Watched Mar 22, 2012
Sam Powell’s review:
Rachel Getting Married witnesses the gathering of two wonderfully vibrant families for the nuptials of title character Rachel (Rosemarie DeWitt) and African-American musician Sidney (Tunde Adebimpe). While the attention should be focussed on the blushing bride to be, it’s her sister Kym (Anne Hathaway), fresh out of rehab, who leads the narrative.

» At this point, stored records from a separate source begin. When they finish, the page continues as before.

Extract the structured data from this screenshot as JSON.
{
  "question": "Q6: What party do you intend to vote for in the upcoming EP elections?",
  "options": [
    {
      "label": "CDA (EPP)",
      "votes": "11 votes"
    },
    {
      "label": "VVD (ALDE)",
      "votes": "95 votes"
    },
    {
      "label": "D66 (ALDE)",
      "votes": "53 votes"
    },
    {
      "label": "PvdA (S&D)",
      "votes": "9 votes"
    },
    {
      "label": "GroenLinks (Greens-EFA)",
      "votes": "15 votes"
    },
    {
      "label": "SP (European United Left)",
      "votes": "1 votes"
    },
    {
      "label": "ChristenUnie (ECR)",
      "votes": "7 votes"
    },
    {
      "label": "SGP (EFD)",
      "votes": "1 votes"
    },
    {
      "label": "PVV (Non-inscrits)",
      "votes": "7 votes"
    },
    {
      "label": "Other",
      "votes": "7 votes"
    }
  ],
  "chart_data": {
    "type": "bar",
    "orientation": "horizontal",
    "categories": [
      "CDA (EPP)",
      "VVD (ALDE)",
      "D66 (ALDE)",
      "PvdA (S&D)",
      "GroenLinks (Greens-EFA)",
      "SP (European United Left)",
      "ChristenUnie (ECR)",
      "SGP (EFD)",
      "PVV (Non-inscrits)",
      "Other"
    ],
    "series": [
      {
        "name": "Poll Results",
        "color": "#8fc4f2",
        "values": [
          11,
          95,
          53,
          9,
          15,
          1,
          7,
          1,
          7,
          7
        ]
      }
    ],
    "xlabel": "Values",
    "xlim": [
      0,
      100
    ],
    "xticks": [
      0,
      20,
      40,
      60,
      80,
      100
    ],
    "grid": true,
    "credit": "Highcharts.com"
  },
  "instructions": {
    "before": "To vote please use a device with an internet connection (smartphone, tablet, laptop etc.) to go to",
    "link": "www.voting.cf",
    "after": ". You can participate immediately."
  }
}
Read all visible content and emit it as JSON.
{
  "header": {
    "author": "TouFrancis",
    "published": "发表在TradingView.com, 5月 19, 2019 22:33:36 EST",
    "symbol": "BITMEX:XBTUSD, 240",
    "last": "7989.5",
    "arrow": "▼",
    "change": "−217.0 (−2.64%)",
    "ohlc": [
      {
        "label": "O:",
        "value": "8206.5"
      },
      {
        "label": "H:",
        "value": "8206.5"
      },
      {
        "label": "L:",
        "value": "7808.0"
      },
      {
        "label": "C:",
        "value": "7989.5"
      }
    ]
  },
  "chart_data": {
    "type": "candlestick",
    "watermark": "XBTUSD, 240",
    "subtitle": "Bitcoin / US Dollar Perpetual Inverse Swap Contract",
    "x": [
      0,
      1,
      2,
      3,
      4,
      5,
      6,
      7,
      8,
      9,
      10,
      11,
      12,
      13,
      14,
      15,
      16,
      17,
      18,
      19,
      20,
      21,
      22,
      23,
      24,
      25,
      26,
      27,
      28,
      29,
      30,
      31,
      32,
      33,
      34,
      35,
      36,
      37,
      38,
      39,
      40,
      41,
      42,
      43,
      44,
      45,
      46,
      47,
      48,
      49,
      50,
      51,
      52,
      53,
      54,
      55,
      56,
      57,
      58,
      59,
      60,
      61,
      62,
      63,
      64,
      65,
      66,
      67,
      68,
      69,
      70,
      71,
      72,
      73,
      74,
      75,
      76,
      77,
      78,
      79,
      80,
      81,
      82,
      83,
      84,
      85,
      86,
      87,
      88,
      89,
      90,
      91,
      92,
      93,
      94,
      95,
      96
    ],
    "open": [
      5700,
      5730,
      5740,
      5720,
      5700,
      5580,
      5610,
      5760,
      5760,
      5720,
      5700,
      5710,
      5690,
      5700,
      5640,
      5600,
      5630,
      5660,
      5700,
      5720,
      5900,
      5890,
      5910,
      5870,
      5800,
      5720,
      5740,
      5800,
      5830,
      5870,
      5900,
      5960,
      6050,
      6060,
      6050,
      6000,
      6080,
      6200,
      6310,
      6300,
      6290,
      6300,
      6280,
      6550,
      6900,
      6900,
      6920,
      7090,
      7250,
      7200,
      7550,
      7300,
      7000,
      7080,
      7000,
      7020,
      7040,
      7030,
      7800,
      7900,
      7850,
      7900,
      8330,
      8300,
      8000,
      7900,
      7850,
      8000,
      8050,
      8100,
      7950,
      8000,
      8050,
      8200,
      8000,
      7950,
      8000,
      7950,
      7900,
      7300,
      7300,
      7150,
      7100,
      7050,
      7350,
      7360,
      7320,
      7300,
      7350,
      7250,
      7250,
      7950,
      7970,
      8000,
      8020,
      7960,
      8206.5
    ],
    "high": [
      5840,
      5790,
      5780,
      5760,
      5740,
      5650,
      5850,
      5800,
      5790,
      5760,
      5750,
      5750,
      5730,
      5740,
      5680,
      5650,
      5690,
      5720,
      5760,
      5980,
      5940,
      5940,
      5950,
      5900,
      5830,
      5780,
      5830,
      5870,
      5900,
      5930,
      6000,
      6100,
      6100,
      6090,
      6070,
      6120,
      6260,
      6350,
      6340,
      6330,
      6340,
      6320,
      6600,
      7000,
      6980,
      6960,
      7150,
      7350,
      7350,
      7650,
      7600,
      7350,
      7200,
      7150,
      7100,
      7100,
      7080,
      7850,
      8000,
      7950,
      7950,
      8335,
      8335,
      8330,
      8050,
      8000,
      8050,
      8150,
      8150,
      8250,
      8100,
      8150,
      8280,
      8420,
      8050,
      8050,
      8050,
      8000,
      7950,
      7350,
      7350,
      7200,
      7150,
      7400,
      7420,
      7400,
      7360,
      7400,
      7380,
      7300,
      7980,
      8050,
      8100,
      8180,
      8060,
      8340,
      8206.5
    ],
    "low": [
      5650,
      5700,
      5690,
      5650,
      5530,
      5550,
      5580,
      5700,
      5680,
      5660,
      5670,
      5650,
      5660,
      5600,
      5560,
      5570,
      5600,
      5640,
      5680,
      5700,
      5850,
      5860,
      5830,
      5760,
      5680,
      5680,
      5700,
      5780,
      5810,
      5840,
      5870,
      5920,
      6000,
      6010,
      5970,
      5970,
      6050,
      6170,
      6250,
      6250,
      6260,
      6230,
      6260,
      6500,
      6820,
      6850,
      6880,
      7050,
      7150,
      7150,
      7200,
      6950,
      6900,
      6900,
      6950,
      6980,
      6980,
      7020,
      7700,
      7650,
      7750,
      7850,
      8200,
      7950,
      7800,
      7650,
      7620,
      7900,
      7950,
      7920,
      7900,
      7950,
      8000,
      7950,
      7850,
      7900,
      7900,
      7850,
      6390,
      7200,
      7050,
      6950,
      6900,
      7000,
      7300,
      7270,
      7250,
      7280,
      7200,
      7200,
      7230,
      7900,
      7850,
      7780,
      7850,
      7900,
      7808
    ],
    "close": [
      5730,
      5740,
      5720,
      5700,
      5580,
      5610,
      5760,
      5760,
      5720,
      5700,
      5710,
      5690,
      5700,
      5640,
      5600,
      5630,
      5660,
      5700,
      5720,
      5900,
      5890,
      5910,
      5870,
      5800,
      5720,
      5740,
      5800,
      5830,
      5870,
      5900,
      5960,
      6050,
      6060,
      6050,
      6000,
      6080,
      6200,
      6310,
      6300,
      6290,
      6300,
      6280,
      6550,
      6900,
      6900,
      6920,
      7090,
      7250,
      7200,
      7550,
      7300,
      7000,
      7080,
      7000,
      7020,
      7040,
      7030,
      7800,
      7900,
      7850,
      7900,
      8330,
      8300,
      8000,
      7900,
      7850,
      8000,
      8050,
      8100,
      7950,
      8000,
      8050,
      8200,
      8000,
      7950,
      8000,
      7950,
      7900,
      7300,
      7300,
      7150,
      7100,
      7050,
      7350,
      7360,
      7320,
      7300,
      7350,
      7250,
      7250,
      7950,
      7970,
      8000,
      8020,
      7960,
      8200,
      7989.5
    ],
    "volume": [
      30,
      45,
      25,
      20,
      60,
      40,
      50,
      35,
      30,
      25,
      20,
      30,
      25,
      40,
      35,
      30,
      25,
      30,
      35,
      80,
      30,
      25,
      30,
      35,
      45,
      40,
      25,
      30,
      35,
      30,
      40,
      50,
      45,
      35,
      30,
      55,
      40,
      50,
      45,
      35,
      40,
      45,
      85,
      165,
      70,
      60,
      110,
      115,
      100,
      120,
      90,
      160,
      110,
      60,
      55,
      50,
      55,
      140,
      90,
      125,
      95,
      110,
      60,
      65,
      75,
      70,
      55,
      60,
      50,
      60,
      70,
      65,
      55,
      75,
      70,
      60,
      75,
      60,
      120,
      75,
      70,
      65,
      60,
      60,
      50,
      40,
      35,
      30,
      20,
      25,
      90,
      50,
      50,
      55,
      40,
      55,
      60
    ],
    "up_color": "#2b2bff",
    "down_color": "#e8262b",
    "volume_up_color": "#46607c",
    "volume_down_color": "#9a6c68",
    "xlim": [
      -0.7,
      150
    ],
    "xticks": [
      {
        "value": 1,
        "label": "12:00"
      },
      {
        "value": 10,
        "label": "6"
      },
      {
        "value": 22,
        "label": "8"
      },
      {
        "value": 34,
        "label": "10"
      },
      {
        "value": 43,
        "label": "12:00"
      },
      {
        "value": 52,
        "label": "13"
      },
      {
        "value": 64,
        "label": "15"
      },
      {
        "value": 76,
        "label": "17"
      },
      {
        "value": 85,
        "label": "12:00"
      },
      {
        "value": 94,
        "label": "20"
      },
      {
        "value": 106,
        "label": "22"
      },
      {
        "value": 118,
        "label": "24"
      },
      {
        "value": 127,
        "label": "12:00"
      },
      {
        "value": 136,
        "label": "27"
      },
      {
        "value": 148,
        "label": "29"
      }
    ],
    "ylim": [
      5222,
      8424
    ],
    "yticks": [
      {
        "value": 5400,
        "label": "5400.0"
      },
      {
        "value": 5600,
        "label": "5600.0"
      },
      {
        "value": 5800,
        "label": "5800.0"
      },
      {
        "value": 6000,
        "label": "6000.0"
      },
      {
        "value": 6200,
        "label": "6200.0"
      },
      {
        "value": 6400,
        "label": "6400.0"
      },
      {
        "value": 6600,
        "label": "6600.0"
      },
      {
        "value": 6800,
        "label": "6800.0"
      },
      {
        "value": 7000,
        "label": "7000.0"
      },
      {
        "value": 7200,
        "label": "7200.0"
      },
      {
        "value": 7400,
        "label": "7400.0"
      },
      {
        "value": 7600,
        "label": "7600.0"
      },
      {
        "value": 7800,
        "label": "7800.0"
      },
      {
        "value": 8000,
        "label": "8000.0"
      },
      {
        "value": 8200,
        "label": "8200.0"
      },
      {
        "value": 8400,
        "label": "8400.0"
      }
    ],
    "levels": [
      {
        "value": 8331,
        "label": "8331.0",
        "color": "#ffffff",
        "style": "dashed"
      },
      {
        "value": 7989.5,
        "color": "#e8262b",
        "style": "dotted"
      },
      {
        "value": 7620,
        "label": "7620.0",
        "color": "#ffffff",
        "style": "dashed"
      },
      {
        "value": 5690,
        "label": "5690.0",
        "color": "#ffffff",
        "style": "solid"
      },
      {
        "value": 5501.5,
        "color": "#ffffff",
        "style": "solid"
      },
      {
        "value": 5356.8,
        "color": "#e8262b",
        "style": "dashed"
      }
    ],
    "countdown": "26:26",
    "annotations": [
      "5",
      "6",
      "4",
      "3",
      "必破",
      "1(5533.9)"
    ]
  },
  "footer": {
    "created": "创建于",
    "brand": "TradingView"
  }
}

The families embrace each other with warmth, and along with Sidney’s eccentric musical friends it creates a fun and charming atmosphere. The tone is soon dampened when Kym confronts her family, with honesty for the first time, as she reveals a devastating past. Loving and dorky Dad in denial, played tremendously by Bill Irwin (best known as Mr Noodle from Elmo’s World), is desperate to keep the family close. This standout performance made all the more significant when he and the soon-to-be son-in-law embark on a bizarre contest of speed and efficiency of loading the dishwasher. The guests form a spectating crowd, cheering and chanting, with the violinist improvising a racing and suspenseful soundtrack. These light hearted moments draw us into the convivial ambience of the occasion, taking relief from personal issues and concerns.
Improvisation from the surrounding cast was encouraged throughout production, as Hollywood director Jonathon Demme, whose previous works include The Silence of the Lambs (1991) and Philadelphia (1993), dramatically changes approach to become more akin to independent cinema, such as Half Nelson (2006) and The Wrestler (2008)
Demme has proved throughout his career that he can produce quality from a range of genres and draws on many aspects of his previous work for Rachel. While hand-held cameras were used to provide a claustrophobic emotion in Philadelphia and Lambs, here it aids the vérité method of filmmaking. The fly on the wall, documentary style benefits the film and instead of allowing its voyeuristic qualities to take control it contributes to a natural watch, inviting the audience into the party with the characters.
Demme’s ability portray complex heroines, as he did with the famous Clarice, is forced to re-emerge by Anne Hathaway’s protagonist. Her performance was undeniably worthy of her Oscar nomination as she drains every drop out of this complex character; who despite being a self-centred attention seeking drug addict, she expresses her inner conflicts with a deep remorse that she struggles to articulate to her family. Despite her negative connotations she is likeable and convincing.
Demme commented that he loved the way Jenny Lumet’s script had a disregard for the conventional rules of writing likeable characters, expressing a bold approach to truth, pain and humour. He wasn’t wrong.